Não acho que a gente é o maior canal de música pesada, tem outros, com outras propostas. A nossa é de não falar mal de banda brasileira, de falar de bandas menores, não falar das gigantes. O Scena conseguiu, sendo independente, entregar muita coisa. Em termos de credibilidade, sei que a gente tem credibilidade pra caralho. 

Música não é sobre pose ou sobre aparecer. É uma arte, tem que fazer o bagulho bem feito e ponto final. - Caio

Muita gente pediu pra tocar no Scena nesses anos todos, né? Como é lidar com esses pedidos sendo você a pessoa que faz a curadoria? 

Pede até hoje. Teve gente que achava que ganhava até cachê! Para mim é ruim fazer esse meio de campo, porque tenho banda também e, pra eu ser visto como cuzão, é muito rápido. Mas passo longe de ser essa pessoa arrogante e quando a galera vem pedir, vejo se faz sentido, se eles estão na correria, na ativa… Se a banda não está e quer fazer só por conta de sonho, não faz sentido, porque ter aquele material é pra colaborar com que ela feche shows, que ela consiga se divulgar, para que esteja na estrada. Não é a toa, as bandas que passaram por lá, boa parte está na estrada. 
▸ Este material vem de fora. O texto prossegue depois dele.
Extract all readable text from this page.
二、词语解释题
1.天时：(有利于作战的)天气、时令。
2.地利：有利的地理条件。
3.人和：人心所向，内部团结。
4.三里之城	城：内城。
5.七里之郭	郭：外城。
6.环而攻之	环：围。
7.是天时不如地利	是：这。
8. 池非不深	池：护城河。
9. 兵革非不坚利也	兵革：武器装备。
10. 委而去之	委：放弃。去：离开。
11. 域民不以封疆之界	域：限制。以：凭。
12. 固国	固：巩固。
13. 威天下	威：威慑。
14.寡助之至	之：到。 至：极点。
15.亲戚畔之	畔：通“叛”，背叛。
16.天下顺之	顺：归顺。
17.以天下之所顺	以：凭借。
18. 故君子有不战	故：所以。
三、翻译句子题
É ruim quando a galera vinha pedir, eu ouvia e não achava que estava pronta. É difícil a galera entender também, porque existe uma autocrítica ou uma autoestima que nos faz achar que a gente está sempre pronto pra pular na bala. O músico, o artista, tem um ego lá na frente e é difícil falar “não”. 

Cara, não dá pra colocar todo mundo, mesmo, por uma questão de não dar conta e por priorizar a questão da qualidade musical, nem por gosto pessoal, não é sobre concordar ou não com o que a banda fala, mas a banda tem que entregar! 

Música não é sobre pose ou sobre aparecer. É uma arte, tem que fazer o bagulho bem feito e ponto final. 

 

Bandas como o Vazio, de black metal, tem no Scena um espaço para ter seu som divulgado e amplificado

O Scena já passou por estúdio, pandemia, troca de membros… Como está hoje? Qual o processo criativo hoje de vocês?

O canal precisa ir pra algum outro lugar, acho que a fórmula do Scena de anos atrás está esgotada. A internet mudou muito nos últimos 3 anos, mas não encontrei essa fórmula ainda. Acho que as lives é algo que está pegando forte, quero voltar a fazer o AO VIVO ano que vem… Ainda não encontrei a fórmula mesmo, mas vai sair alguma coisa. 

A internet mudou muito e ainda não tive um estalo, essas coisas tem que acompanhar o que está acontecendo, não dá pra ficar parado na mesmice. 

Blasfêmea é um dos quadros do Scena

Tem gente que te reconhece mais pelo canal do pelo Desalmado? 

Em lugares aleatório, sim. Fora do meio? Pra caralho. Sou reconhecido em lugares que não imagino, tipo mercado, e nem é por metaleiros, não (risos).